In this paper, a detailed analysis and mapping of research output on Big Data has been performed. The research output data from Scopus is used for a detailed characterization of the Big Data research. This paper presented analytical outcomes for year-wise growth of research output, country-wise output, country-level international collaboration patterns and authorship type & collaboration patterns by depicting the statistics and trends of the current status of research in Big Data. To begin with, the data has been arranged chronologically using frequency or percentile method. Prominent growth in the number of research publications has been witnessed in the last three years. It is observed that there is an inclination towards multi-author papers. Similar to other disciplines, collaborative research is predominant in Big Data field also. Other parameters like ACPP and h-index give an overview of citationanalysis and the trend of citation so far in journals as well as conferences.

In addition to standard parametric characterization, text-analytics based approaches have also been used to identify the discipline-wise research output on Big Data.
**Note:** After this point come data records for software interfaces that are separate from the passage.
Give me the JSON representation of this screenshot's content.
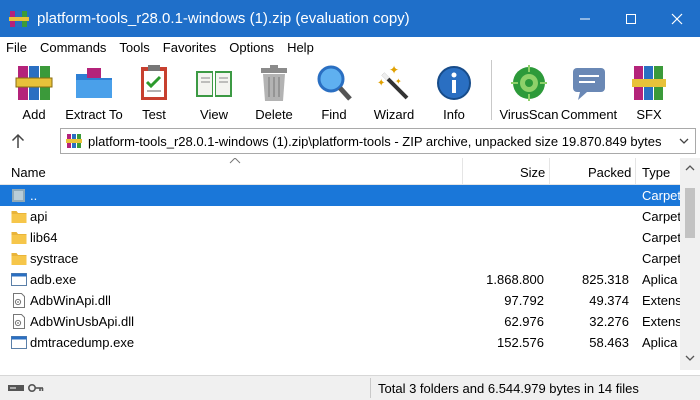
{
  "window": {
    "title": "platform-tools_r28.0.1-windows (1).zip (evaluation copy)",
    "title_bar_color": "#1f6fc9",
    "buttons": [
      "minimize-icon",
      "maximize-icon",
      "close-icon"
    ]
  },
  "menu": [
    "File",
    "Commands",
    "Tools",
    "Favorites",
    "Options",
    "Help"
  ],
  "toolbar": [
    {
      "label": "Add",
      "icon": "winrar-books-icon"
    },
    {
      "label": "Extract To",
      "icon": "folder-extract-icon"
    },
    {
      "label": "Test",
      "icon": "clipboard-check-icon"
    },
    {
      "label": "View",
      "icon": "open-book-icon"
    },
    {
      "label": "Delete",
      "icon": "trash-can-icon"
    },
    {
      "label": "Find",
      "icon": "magnifier-icon"
    },
    {
      "label": "Wizard",
      "icon": "magic-wand-icon"
    },
    {
      "label": "Info",
      "icon": "info-icon"
    },
    {
      "label": "VirusScan",
      "icon": "virus-scan-icon"
    },
    {
      "label": "Comment",
      "icon": "comment-icon"
    },
    {
      "label": "SFX",
      "icon": "sfx-icon"
    }
  ],
  "address": {
    "path": "platform-tools_r28.0.1-windows (1).zip\\platform-tools - ZIP archive, unpacked size 19.870.849 bytes"
  },
  "columns": {
    "name": "Name",
    "size": "Size",
    "packed": "Packed",
    "type": "Type"
  },
  "files": [
    {
      "name": "..",
      "size": "",
      "packed": "",
      "type": "Carpet",
      "icon": "parent-folder-icon",
      "selected": true
    },
    {
      "name": "api",
      "size": "",
      "packed": "",
      "type": "Carpet",
      "icon": "folder-icon"
    },
    {
      "name": "lib64",
      "size": "",
      "packed": "",
      "type": "Carpet",
      "icon": "folder-icon"
    },
    {
      "name": "systrace",
      "size": "",
      "packed": "",
      "type": "Carpet",
      "icon": "folder-icon"
    },
    {
      "name": "adb.exe",
      "size": "1.868.800",
      "packed": "825.318",
      "type": "Aplica",
      "icon": "exe-icon"
    },
    {
      "name": "AdbWinApi.dll",
      "size": "97.792",
      "packed": "49.374",
      "type": "Extens",
      "icon": "dll-icon"
    },
    {
      "name": "AdbWinUsbApi.dll",
      "size": "62.976",
      "packed": "32.276",
      "type": "Extens",
      "icon": "dll-icon"
    },
    {
      "name": "dmtracedump.exe",
      "size": "152.576",
      "packed": "58.463",
      "type": "Aplica",
      "icon": "exe-icon"
    }
  ],
  "status": {
    "text": "Total 3 folders and 6.544.979 bytes in 14 files"
  },
  "colors": {
    "selection": "#1a77d9",
    "folder": "#f6c64a"
  }
}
Computer Science and Engineering have been identified as two major disciplines in this area of research. The research output has even been arranged for important control terms that grew in Big Data over the period of time. This bursty structure suggests that there is an ongoing trend in Big Data research since 2010 with major emphasis on ‘social media’, ‘cloud computing’ and ‘internet of things’. The country-wise analysis of research output shows the widespread geography of research in Big Data which is however dominated by United States and China (both in journals and conferences).US and China also have the largest number of inter-collaborative research works. The study also identifies major contributors to Big Data research. If quantity of research has to be seen, then ‘Chinese Academy of Sciences’ and ‘Tsinghua University’ produced largest number of publications in last seven years. However, based on the citation index ACPP, ‘Massachusetts Institute of Technology’ tops the journal publications’ list and ‘Chinese Academy of Sciences’ tops the conference publications’ list. Most productive source of journal publications has been ‘International Journal of Applied Engineering Research’ while the most cited journal is ‘Future Generation Computer Systems’. In case of conference publications ‘Lecture Notes in Computer Science’ has been the most productive as well as the most cited source. Big Data is now a growing and rapidly changing field of research which calls for involvement of multiple disciplines. It cannot be limited only to one particular field of interest. To our surprise, the research revealed that ‘Computer Science’ emerged as the most prominently researched Big Data field just a couple of years back.

For analyzing the interdisciplinary nature of research, text-analytics methods have been deployed. It is evident from the interdisciplinary collaboration network that ‘Mathematics’ & ‘Engineering’ have the strongest collaboration with ‘Computer Science’. Also, associated concepts have been discovered by performing co-word analysis.

It can be established that big data is an ever-growing field. And there is no single silver bullet to answer all the queries raised by Big Data scenarios. Big Data is an extensively probed area for which more is less. Similar to its definition, the ways to handle it also are multiple (volume), varied (variety) and ever increasing(velocity).This paper helps in understanding the genesis and characteristics of research in the area.